Findings Offer Clues for Universal Flu Vaccine

By analyzing blood samples taken from a small group of people infected with the 2009 H1N1 influenza virus, scientists have identified antibodies that can neutralize multiple influenza strains in laboratory experiments and also protect mice from disease. These data add to other evidence suggesting that the development of a universal influenza vaccine may be possible.

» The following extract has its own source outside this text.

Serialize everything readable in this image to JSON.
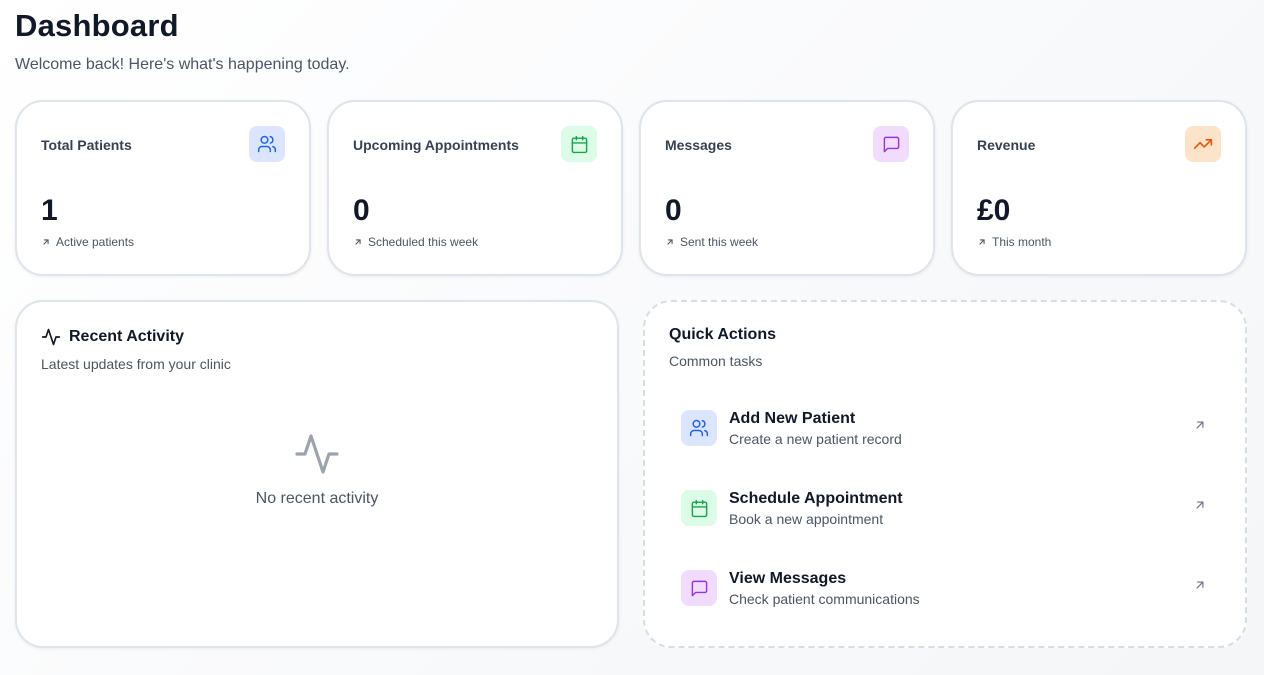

The study findings are reported online January 10th in the Journal of Experimental Medicine, by a team of investigators led by Rafi Ahmed, Ph.D., of Emory University in Atlanta, and Patrick Wilson, Ph.D., of the University of Chicago, and included scientists from Harvard and Columbia Universities and the National Institute of Allergy and Infectious Diseases (NIAID). NIAID, part of the National Institutes of Health, supported the study. Additional support was provided by the American Recovery and Reinvestment Act of 2009. 

The research team studied blood samples from nine patients, ranging in age from 21 to 45 years old, diagnosed with 2009 H1N1 influenza. The samples were taken approximately 10 days after the onset of infection in these patients, who represented a range of illness, from mild to severe symptoms. 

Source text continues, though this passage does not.